Do you have any rough idea how much effort would be involved in getting this fixed? I got the impression Daniel is making good progress on the tablegen generation, which is key to getting this issue fixed?
I think that no matter whether we decide to switch the default before or after fixing this issue, this is one of the most urgent issues to fix as far as I can see.
If there is some way I can help contribute to fixing PR32550, I would like to help; but with the dependency on tablegen generation, I’m not sure what the best way is to help make that PR get fixed faster?
I think FastISel tries to generate the best code it can no matter what. For GISel O0 however, not doing this optimization sounds sensible to me.
Now, I would say that the same remark as the previous bullet point apply: we shouldn’t do it unless it gets in the way of running/debugging the program.
I agree that these optimizations should not be done at -O0. I think not doing them is actually an improvement: you give the user what they asked, i.e. “no optimization”, and an as-straigthforward-as-possible mapping from source to assembly.

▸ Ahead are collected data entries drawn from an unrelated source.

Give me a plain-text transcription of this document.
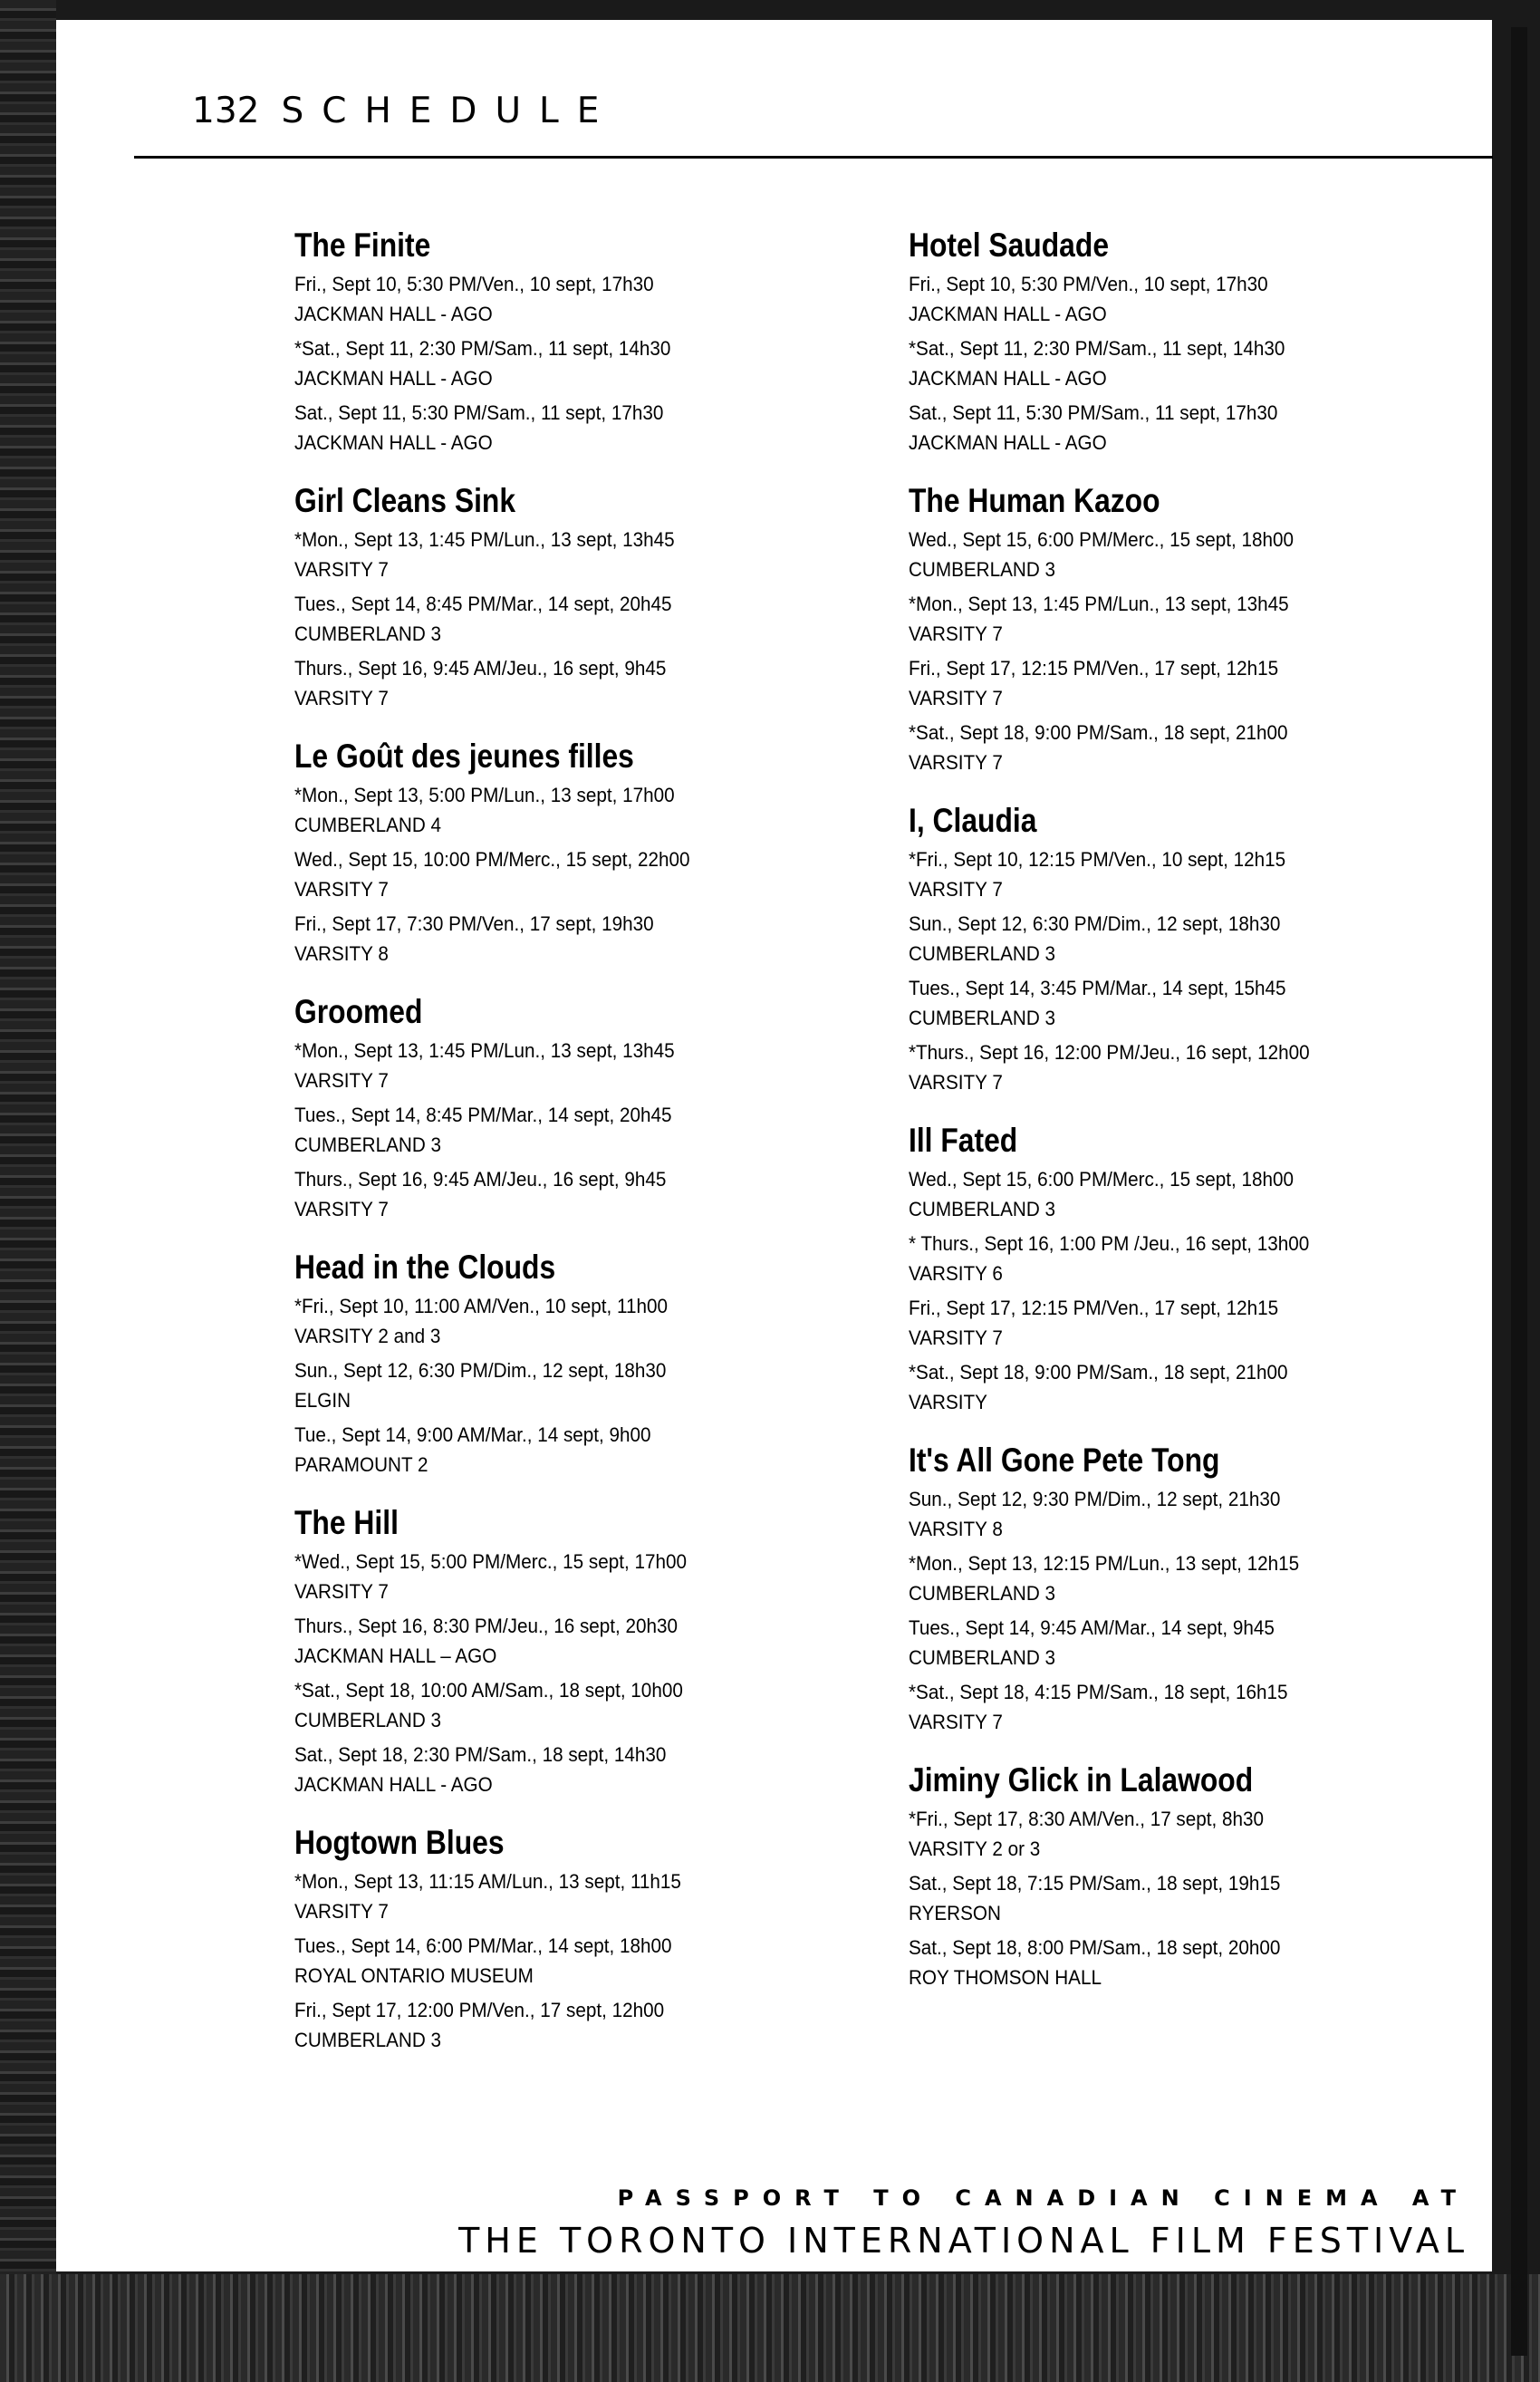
132 SCHEDULE
The Finite
Fri., Sept 10, 5:30 PM/Ven., 10 sept, 17h30
JACKMAN HALL - AGO
*Sat., Sept 11, 2:30 PM/Sam., 11 sept, 14h30
JACKMAN HALL - AGO
Sat., Sept 11, 5:30 PM/Sam., 11 sept, 17h30
JACKMAN HALL - AGO
Girl Cleans Sink
*Mon., Sept 13, 1:45 PM/Lun., 13 sept, 13h45
VARSITY 7
Tues., Sept 14, 8:45 PM/Mar., 14 sept, 20h45
CUMBERLAND 3
Thurs., Sept 16, 9:45 AM/Jeu., 16 sept, 9h45
VARSITY 7
Le Goût des jeunes filles
*Mon., Sept 13, 5:00 PM/Lun., 13 sept, 17h00
CUMBERLAND 4
Wed., Sept 15, 10:00 PM/Merc., 15 sept, 22h00
VARSITY 7
Fri., Sept 17, 7:30 PM/Ven., 17 sept, 19h30
VARSITY 8
Groomed
*Mon., Sept 13, 1:45 PM/Lun., 13 sept, 13h45
VARSITY 7
Tues., Sept 14, 8:45 PM/Mar., 14 sept, 20h45
CUMBERLAND 3
Thurs., Sept 16, 9:45 AM/Jeu., 16 sept, 9h45
VARSITY 7
Head in the Clouds
*Fri., Sept 10, 11:00 AM/Ven., 10 sept, 11h00
VARSITY 2 and 3
Sun., Sept 12, 6:30 PM/Dim., 12 sept, 18h30
ELGIN
Tue., Sept 14, 9:00 AM/Mar., 14 sept, 9h00
PARAMOUNT 2
The Hill
*Wed., Sept 15, 5:00 PM/Merc., 15 sept, 17h00
VARSITY 7
Thurs., Sept 16, 8:30 PM/Jeu., 16 sept, 20h30
JACKMAN HALL – AGO
*Sat., Sept 18, 10:00 AM/Sam., 18 sept, 10h00
CUMBERLAND 3
Sat., Sept 18, 2:30 PM/Sam., 18 sept, 14h30
JACKMAN HALL - AGO
Hogtown Blues
*Mon., Sept 13, 11:15 AM/Lun., 13 sept, 11h15
VARSITY 7
Tues., Sept 14, 6:00 PM/Mar., 14 sept, 18h00
ROYAL ONTARIO MUSEUM
Fri., Sept 17, 12:00 PM/Ven., 17 sept, 12h00
CUMBERLAND 3
Hotel Saudade
Fri., Sept 10, 5:30 PM/Ven., 10 sept, 17h30
JACKMAN HALL - AGO
*Sat., Sept 11, 2:30 PM/Sam., 11 sept, 14h30
JACKMAN HALL - AGO
Sat., Sept 11, 5:30 PM/Sam., 11 sept, 17h30
JACKMAN HALL - AGO
The Human Kazoo
Wed., Sept 15, 6:00 PM/Merc., 15 sept, 18h00
CUMBERLAND 3
*Mon., Sept 13, 1:45 PM/Lun., 13 sept, 13h45
VARSITY 7
Fri., Sept 17, 12:15 PM/Ven., 17 sept, 12h15
VARSITY 7
*Sat., Sept 18, 9:00 PM/Sam., 18 sept, 21h00
VARSITY 7
I, Claudia
*Fri., Sept 10, 12:15 PM/Ven., 10 sept, 12h15
VARSITY 7
Sun., Sept 12, 6:30 PM/Dim., 12 sept, 18h30
CUMBERLAND 3
Tues., Sept 14, 3:45 PM/Mar., 14 sept, 15h45
CUMBERLAND 3
*Thurs., Sept 16, 12:00 PM/Jeu., 16 sept, 12h00
VARSITY 7
Ill Fated
Wed., Sept 15, 6:00 PM/Merc., 15 sept, 18h00
CUMBERLAND 3
* Thurs., Sept 16, 1:00 PM /Jeu., 16 sept, 13h00
VARSITY 6
Fri., Sept 17, 12:15 PM/Ven., 17 sept, 12h15
VARSITY 7
*Sat., Sept 18, 9:00 PM/Sam., 18 sept, 21h00
VARSITY
It's All Gone Pete Tong
Sun., Sept 12, 9:30 PM/Dim., 12 sept, 21h30
VARSITY 8
*Mon., Sept 13, 12:15 PM/Lun., 13 sept, 12h15
CUMBERLAND 3
Tues., Sept 14, 9:45 AM/Mar., 14 sept, 9h45
CUMBERLAND 3
*Sat., Sept 18, 4:15 PM/Sam., 18 sept, 16h15
VARSITY 7
Jiminy Glick in Lalawood
*Fri., Sept 17, 8:30 AM/Ven., 17 sept, 8h30
VARSITY 2 or 3
Sat., Sept 18, 7:15 PM/Sam., 18 sept, 19h15
RYERSON
Sat., Sept 18, 8:00 PM/Sam., 18 sept, 20h00
ROY THOMSON HALL
PASSPORT TO CANADIAN CINEMA AT
THE TORONTO INTERNATIONAL FILM FESTIVAL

- FastISel doesn’t\ seem to handle functions with switch statements, so it falls back to DAGISel. DAGISel produces code that’s a lot better than GlobalISel for switch statement at -O0. I’m not sure if we need to do something here before enabling GlobalISel by default. I’m thinking we may need to add a smarter way to lower switch statements rather than just a cascaded sequence of conditional branches.
Sounds optimization-ish to me. Same remark.
Agreed, optimization-ish. In comparison to the above point on FastISel “peepholes”, I think that lowering switch statements to something else than a cascaded sequence of conditional branches doesn’t make the generated code harder to map to the source. So, in comparison to the above point on FastISel “peepholes”, I’m not actively against being smarter about lowering switch statements at -O0.
But I agree, this shouldn’t hold up turning on GlobalISel by default at -O0.
Other than the above remarks, before turning on GlobalISel by default, we’d better test/verify that debug info quality remains good.
I haven’t looked into that at all, but am hoping to start looking into that soon, with the help of the DIVA tool (https://github.com/SNSystems/DIVA) presented at last EuroLLVM (http://llvm.org/devmtg/2017-03//assets/slides/diva_debug_information_visual_analyzer.pdf). I don’t recall anyone so far making any statements about the quality of the debug info they’ve measured or experienced with GlobalISel enabled?
Other than the all of the above, I just wanted to mention that Oliver recently started running csmith on AArch64 GlobalISel and found one issue so far that already got fixed (https://bugs.llvm.org//show_bug.cgi?id=32733).
If he finds other correctness issues, I’m sure he’ll keep on reporting them.